—Messieurs, je vous propose de boire à la santé de S.M. Napoléon III et à la prospérité de son règne.

Les acclamations se croisent; les verres s'entrechoquent; c'est comme si la phrase prononcée par mon père avait insufflé une nouvelle vie aux convives, leur avait permis de donner carrière à une exubérance que, jusqu'à présent, ils avaient difficilement contenue. Le général de Rahoul, particulièrement, semble plein d'un entrain tout militaire. Ses yeux d'ardoise luisent dans sa face de brique. On dit qu'il est un dur-à-cuire; mais il a l'air cuit. Il est à la gauche d'Estelle, sur le flanc droit de laquelle on m'a posté. Et, soit parce qu'il n'aime pas le voisinage des femmes, soit qu'il manque d'air et ait besoin de place (car il est excessivement rouge), il la pousse continuellement du genou; de sorte qu'Estelle, en demoiselle réservée, appuie ses réserves de mon côté et que son aile gauche est sur le point de déborder dans mon assiette, où Jean-Baptiste accumule les petits fours.

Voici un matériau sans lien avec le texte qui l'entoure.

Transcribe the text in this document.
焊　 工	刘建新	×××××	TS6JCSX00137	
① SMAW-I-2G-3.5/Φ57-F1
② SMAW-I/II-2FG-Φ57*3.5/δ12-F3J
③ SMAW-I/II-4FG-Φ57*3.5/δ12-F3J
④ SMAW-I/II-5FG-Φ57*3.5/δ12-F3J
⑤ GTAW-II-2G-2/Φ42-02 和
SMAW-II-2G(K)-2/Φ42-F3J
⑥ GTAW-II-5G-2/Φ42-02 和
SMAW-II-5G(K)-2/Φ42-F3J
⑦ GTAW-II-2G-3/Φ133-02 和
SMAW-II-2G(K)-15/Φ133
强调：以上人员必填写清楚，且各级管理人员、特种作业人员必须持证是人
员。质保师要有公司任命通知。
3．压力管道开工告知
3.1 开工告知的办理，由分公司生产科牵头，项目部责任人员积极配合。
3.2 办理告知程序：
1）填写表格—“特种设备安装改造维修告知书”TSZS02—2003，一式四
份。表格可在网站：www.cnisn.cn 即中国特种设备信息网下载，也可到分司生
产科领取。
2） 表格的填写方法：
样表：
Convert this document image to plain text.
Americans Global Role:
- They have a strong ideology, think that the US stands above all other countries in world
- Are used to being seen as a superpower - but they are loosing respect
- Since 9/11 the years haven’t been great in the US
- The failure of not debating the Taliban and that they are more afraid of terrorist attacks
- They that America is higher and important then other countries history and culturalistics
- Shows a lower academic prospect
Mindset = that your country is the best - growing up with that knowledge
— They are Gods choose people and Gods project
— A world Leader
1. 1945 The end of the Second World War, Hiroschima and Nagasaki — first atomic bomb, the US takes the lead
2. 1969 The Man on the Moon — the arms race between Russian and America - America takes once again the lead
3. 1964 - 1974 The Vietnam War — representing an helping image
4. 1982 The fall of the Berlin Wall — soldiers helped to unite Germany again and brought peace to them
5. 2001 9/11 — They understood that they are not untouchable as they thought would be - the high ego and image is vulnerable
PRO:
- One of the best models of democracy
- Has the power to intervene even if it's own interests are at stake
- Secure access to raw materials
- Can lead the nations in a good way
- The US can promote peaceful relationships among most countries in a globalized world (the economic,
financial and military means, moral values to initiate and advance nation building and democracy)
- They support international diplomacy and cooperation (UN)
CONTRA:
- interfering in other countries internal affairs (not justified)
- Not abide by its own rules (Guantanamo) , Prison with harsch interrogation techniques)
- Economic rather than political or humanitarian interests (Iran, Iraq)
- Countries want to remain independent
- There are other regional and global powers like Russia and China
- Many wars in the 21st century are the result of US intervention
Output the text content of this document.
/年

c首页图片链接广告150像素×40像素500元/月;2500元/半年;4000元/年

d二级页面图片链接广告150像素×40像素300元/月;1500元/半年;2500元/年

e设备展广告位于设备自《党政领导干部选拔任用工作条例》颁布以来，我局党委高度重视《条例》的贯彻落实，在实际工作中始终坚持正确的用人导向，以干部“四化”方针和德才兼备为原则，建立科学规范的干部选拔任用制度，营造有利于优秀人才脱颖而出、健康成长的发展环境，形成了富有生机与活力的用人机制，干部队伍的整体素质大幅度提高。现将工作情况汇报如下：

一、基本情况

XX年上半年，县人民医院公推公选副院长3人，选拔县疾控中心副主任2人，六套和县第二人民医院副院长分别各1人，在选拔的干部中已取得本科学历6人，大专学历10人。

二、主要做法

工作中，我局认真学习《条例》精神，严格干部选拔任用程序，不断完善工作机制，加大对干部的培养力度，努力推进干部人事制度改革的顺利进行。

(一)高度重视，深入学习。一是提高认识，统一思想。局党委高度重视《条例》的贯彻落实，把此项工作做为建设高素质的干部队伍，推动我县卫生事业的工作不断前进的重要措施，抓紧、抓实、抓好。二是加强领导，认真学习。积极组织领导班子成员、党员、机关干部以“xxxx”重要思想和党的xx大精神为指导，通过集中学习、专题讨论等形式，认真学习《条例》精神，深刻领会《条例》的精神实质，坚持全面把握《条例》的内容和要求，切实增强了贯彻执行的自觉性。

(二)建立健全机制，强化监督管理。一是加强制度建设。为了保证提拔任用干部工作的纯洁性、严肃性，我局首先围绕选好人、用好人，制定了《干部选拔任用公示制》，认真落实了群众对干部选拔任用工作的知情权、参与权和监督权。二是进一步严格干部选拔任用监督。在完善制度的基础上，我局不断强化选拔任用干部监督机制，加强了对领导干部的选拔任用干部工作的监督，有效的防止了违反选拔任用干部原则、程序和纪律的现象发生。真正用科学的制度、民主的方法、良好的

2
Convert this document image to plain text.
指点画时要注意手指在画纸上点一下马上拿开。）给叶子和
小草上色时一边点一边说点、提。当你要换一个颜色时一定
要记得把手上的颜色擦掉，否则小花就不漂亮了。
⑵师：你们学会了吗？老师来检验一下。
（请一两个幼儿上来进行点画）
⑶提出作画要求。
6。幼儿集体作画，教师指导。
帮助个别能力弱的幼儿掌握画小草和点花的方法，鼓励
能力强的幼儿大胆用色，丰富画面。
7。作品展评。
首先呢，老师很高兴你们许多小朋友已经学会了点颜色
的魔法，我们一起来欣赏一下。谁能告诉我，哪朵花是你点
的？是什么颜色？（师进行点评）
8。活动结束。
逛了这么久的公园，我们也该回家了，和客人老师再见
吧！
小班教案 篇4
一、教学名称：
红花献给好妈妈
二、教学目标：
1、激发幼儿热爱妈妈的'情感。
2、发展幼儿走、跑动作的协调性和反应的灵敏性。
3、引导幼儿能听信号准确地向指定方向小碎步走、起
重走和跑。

Ma position devient de moment en moment plus dangereuse, mais personne ne semble s'en apercevoir. La conversation roule maintenant sur les ressources militaires de la France. On les déclare énormes, inépuisables. L'officier d'ordonnance sollicite à ce sujet l'opinion de mon oncle Karl, qui approuve, brièvement, les opinions émises. Là-dessus, on admet que l'armée prussienne est très forte aussi. L'événement a prouvé que l'alliance française, recherchée par la Prusse avant Sadowa, ne lui était pas nécessaire pour vaincre l'Autriche.

—Il est vrai, dit mon père, que l'Autriche avait été terriblement affaiblie par Napoléon, et que la neutralité de la France a été d'un grand secours à la politique de Bismarck. Mais de l'Autriche à l'Empire français, il y a un pas. L'affaire du Luxembourg, il y a deux ans, a d'ailleurs prouvé que la Prusse ne recherchait pas une lutte avec la France. Le fusil à aiguille est une arme sérieuse, mais le chassepot lui est évidemment supérieur...

—Moi, s'écrie le général de Rahoul, en opérant en avant un mouvement qui entraîne la jambe d'Estelle, j'étais partisan de l'adoption du fusil Plumerel.

—Le fusil Plumerel avait de bons côtés, assure Delanoix en regardant avec inquiétude du côté de sa fille.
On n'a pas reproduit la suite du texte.